Friday, October 15, 2010

Change of Plans

Well I guess my body had different plans yet again. My cycle started yesterday which has been a blessing and a curse. This means that I don’t have to take the Provera, which I is good even though I was mentally prepare to. The bad is that this is hands down the most painful period that I have had post surgery. I been experiencing intermittent cramps for about two and a half weeks but then they got significantly worse, but I’ll be honest I did not pay a lot of attention to them. Today the pain is almost constant, one I know all too well. It is the reminder that endometriosis is still with me. As unpleasant as this is, it is excited to know that I’ll be starting Clomid soon. And if need be we could possibly get three rounds in before the end of the year.

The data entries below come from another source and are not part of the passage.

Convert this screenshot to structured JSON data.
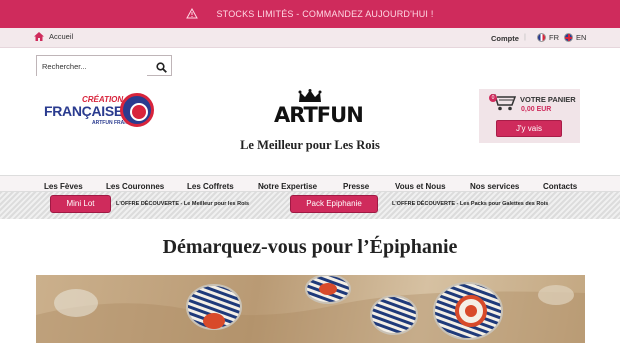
{
  "promo": {
    "icon": "warning-triangle-icon",
    "text": "STOCKS LIMITÉS - COMMANDEZ AUJOURD'HUI !"
  },
  "top_nav": {
    "home_label": "Accueil",
    "account_label": "Compte",
    "languages": [
      {
        "code": "FR"
      },
      {
        "code": "EN"
      }
    ]
  },
  "search": {
    "placeholder": "Rechercher..."
  },
  "badge": {
    "line1": "CRÉATION",
    "line2": "FRANÇAISE",
    "line3": "ARTFUN FRANCE"
  },
  "logo": {
    "text": "ARTFUN"
  },
  "tagline": "Le Meilleur pour Les Rois",
  "cart": {
    "label": "VOTRE PANIER",
    "amount": "0,00 EUR",
    "button": "J'y vais",
    "count": "0"
  },
  "main_nav": [
    {
      "label": "Les Fèves",
      "has_dropdown": true
    },
    {
      "label": "Les Couronnes",
      "has_dropdown": true
    },
    {
      "label": "Les Coffrets",
      "has_dropdown": false
    },
    {
      "label": "Notre Expertise",
      "has_dropdown": true
    },
    {
      "label": "Presse",
      "has_dropdown": false
    },
    {
      "label": "Vous et Nous",
      "has_dropdown": false
    },
    {
      "label": "Nos services",
      "has_dropdown": false
    },
    {
      "label": "Contacts",
      "has_dropdown": false
    }
  ],
  "offers": [
    {
      "button": "Mini Lot",
      "text": "L'OFFRE DÉCOUVERTE - Le Meilleur pour les Rois"
    },
    {
      "button": "Pack Epiphanie",
      "text": "L'OFFRE DÉCOUVERTE - Les Packs pour Galettes des Rois"
    }
  ],
  "hero": {
    "title": "Démarquez-vous pour l’Épiphanie"
  },
  "colors": {
    "accent": "#cf2b5c",
    "navy": "#2a3b8f",
    "red": "#d8243c"
  }
}
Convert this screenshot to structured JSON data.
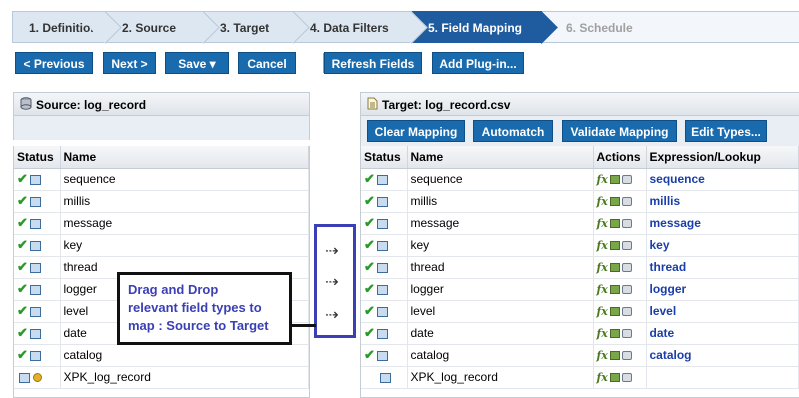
{
  "wizard": {
    "steps": [
      "1. Definition",
      "2. Source",
      "3. Target",
      "4. Data Filters",
      "5. Field Mapping",
      "6. Schedule"
    ]
  },
  "toolbar": {
    "previous": "< Previous",
    "next": "Next >",
    "save": "Save ▾",
    "cancel": "Cancel",
    "refresh": "Refresh Fields",
    "plugin": "Add Plug-in..."
  },
  "source": {
    "title": "Source: log_record",
    "col_status": "Status",
    "col_name": "Name",
    "rows": [
      "sequence",
      "millis",
      "message",
      "key",
      "thread",
      "logger",
      "level",
      "date",
      "catalog",
      "XPK_log_record"
    ]
  },
  "target": {
    "title": "Target: log_record.csv",
    "buttons": {
      "clear": "Clear Mapping",
      "automatch": "Automatch",
      "validate": "Validate Mapping",
      "edit_types": "Edit Types..."
    },
    "col_status": "Status",
    "col_name": "Name",
    "col_actions": "Actions",
    "col_expr": "Expression/Lookup",
    "rows": [
      {
        "name": "sequence",
        "expr": "sequence"
      },
      {
        "name": "millis",
        "expr": "millis"
      },
      {
        "name": "message",
        "expr": "message"
      },
      {
        "name": "key",
        "expr": "key"
      },
      {
        "name": "thread",
        "expr": "thread"
      },
      {
        "name": "logger",
        "expr": "logger"
      },
      {
        "name": "level",
        "expr": "level"
      },
      {
        "name": "date",
        "expr": "date"
      },
      {
        "name": "catalog",
        "expr": "catalog"
      },
      {
        "name": "XPK_log_record",
        "expr": ""
      }
    ]
  },
  "annotation": {
    "line1": "Drag and Drop",
    "line2": "relevant field types to",
    "line3": "map : Source to Target"
  },
  "colors": {
    "accent": "#1a6bae",
    "active_step": "#1f5b9f",
    "expression": "#1a3ea8",
    "annotation": "#3a3fb5"
  }
}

            I wanted to acknowledge that my blog can at times seem pessimistic. The first reason for this is probably because I am not the optimist of the family that is my husband. Without him, I would not be where I am today or be the person I am. He never lets me give up. I like to be prepared for the worst and hope for the best. And I am not approaching this journey any differently. I honestly thought we would be pregnant by now, and then I thought we would be on our second round of Clomid by now. That is not how it worked out and for my own sanity I have had to step back and evaluate how I’m going to handle this without continually setting myself up for disappointment. Some of it is unavoidable; no matter what every time I take a HPT I get a little anxious. I just know myself well enough to know that I need to mentally prepare myself for a variety of outcomes.

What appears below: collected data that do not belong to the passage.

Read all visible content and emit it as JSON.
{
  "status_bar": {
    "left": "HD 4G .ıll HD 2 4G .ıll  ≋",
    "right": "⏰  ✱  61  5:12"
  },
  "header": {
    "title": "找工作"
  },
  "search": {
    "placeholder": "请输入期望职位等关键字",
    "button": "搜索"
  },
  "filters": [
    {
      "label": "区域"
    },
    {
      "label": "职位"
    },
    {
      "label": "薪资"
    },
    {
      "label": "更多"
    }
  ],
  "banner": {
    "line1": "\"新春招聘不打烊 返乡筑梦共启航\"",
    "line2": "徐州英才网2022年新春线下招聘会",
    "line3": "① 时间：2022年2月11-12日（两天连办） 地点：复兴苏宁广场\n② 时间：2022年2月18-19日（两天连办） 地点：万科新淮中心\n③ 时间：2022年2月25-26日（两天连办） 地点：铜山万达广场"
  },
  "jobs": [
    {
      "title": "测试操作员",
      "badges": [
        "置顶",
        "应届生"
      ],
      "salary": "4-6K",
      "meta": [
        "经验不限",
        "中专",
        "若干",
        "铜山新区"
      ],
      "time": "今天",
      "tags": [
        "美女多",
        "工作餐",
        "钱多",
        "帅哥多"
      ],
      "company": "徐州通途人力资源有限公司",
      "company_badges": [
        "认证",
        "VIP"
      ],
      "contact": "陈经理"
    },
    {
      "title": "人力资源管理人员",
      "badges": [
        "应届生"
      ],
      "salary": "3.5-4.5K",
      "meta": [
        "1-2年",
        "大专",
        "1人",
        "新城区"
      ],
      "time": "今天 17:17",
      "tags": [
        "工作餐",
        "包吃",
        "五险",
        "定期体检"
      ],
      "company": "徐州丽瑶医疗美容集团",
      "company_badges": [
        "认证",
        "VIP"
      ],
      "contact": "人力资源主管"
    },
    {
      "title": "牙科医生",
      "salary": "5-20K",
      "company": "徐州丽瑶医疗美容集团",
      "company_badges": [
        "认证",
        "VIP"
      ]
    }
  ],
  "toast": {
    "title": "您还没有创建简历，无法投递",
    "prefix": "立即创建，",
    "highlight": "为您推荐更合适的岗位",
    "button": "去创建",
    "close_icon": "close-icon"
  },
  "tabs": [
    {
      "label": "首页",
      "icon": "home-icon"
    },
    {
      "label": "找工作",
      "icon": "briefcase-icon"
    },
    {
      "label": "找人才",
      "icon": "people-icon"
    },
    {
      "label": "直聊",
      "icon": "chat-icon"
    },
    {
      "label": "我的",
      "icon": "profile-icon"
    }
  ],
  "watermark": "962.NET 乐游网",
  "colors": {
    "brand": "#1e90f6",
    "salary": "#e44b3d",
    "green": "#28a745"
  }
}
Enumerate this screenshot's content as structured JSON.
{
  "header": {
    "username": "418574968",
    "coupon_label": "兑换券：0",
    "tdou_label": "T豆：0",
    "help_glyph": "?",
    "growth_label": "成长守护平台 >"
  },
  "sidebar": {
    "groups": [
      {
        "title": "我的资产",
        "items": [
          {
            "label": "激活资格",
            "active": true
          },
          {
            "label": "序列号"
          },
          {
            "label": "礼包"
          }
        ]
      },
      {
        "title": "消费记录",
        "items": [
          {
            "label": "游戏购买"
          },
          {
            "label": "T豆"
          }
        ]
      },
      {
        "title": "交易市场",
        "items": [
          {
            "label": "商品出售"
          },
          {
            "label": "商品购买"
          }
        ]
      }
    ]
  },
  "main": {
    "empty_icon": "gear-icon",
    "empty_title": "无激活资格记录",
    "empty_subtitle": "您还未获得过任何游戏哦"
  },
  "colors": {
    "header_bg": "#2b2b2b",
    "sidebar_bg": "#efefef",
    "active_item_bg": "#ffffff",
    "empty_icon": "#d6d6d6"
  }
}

            With that said I wanted point out some of the things I use to help me through all of this both endo and infertility. As of late my commute to school has been helpful, I have an hour and fifteen minute drive one way three times a week. As crazy and draining as that sounds it gives me much need alone time with God. All this time in prayer has assured me that none of this is my fault (or anyone else’s). I know we will have a family at some point, just don’t know when or how. I have also come to the conclusion that it is okay to not be happy or content with our current situation. The desire to reach the goal of having a child is what keeps me going on, and I know that God will be there every step of the way. Rob Bell’s book Drops Like Stars: A Few Thoughts on Creativity and Suffering has been an inspiration as well. It really allows for the reader to look at the difficulties of life in a new light but also make their own conclusions. He stresses how suffering can break us down or make us something new, that when we tell our stories it is usually the suffering that has shaped us and that connects us with others. He does such a better job at expressing this and the artistic creativity in the book is amazing. It is a short, thought provoking read I recommend. Another thing I usually do is pick a song or two on my way to school each week that expresses how I feel. This week’s song has been Hope Now by Addison Road. If you have a few moments check it out.

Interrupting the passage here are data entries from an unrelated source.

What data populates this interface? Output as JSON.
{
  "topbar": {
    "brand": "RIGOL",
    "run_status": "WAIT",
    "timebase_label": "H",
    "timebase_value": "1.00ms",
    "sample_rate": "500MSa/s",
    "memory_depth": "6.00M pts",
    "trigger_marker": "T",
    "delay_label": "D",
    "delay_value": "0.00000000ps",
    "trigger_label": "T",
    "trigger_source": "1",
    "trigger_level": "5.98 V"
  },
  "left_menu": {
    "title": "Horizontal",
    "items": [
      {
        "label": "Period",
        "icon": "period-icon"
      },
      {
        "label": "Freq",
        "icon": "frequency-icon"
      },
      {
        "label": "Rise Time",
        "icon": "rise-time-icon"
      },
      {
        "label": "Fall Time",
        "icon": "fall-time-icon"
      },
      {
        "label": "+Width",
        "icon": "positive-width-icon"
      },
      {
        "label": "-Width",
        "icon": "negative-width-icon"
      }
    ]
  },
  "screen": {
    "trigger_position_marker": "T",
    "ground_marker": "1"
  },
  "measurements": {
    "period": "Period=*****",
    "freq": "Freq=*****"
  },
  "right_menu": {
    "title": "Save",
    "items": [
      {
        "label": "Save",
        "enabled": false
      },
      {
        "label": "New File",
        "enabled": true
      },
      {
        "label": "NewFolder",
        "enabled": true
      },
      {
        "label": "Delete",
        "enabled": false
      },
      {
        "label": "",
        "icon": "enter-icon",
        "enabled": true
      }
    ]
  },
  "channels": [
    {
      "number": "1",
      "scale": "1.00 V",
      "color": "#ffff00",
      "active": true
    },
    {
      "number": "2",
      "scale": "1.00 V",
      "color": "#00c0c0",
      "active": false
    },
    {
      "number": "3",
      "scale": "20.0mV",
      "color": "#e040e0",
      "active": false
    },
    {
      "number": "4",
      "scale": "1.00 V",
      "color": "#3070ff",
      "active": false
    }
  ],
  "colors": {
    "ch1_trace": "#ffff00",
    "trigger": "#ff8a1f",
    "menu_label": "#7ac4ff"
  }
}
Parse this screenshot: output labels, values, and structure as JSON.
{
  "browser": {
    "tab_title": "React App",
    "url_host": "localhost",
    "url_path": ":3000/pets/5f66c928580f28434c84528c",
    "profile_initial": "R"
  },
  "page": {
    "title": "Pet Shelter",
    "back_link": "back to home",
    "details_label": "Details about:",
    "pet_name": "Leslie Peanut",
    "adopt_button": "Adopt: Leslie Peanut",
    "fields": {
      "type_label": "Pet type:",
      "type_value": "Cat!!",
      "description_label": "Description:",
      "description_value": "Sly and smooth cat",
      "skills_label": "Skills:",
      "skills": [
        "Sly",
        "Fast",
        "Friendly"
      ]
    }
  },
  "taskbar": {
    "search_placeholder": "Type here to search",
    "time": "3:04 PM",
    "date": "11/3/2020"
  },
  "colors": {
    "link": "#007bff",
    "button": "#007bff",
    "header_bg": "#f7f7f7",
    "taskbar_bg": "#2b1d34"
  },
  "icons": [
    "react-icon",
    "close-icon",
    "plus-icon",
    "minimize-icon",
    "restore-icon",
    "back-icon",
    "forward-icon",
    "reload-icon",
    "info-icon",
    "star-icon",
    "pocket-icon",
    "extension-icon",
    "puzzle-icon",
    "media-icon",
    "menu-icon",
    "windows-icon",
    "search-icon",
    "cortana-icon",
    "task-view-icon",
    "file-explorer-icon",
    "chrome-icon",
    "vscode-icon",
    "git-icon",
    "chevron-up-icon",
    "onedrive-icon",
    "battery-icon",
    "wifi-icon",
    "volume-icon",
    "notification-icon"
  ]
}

            I have friends and family that have been helping me through this every step of the way. And have listen to me ramble about it over and over again, but it has been wonderful not to carry this burden alone. I have also joined an online support community because it is helpful to talk to people that have been where I am or are there themselves. And I have to say that Jeremy has been amazing through all of this. I tell him everything, even the things he would rather not know and he takes it all in. Sometimes I think he remembers things about my body better than I do. I couldn’t do any of this without his support and comfort. He deals with my moodiness better than I do.
            I also want to say that I have the best OB/GYN group in the world. I usually see a midwife, unless I need a surgery or procedure done, and Monday she called me just because she heard I had some questions. That is so amazing, I was able to talk to her for a few minutes and she is very understanding. She said, “We are doing all we can, and I know all this stuff can make you crazy so hang in there.” They were encouraging words after spending years not being taken seriously. 
I am going back to a gluten-free diet to deal with my Celiac disease or gluten intolerance. It is thought to be a related disease to endo, and it is something I struggle with. I have slack off in the past few months even though I know that I feel better if I keep my diet gluten free. It becomes an annoyance and honestly I have trouble justifying spending three to four times as much on a gluten free option. But I know if I want infertility treatments to work as smoothly as possible I need to take better care of myself.
            I am thankful that fall break has started, so I can catch up on school work and sleep but also relax when I need to. I don’t know what the months ahead hold but I know with love and support I will make it through.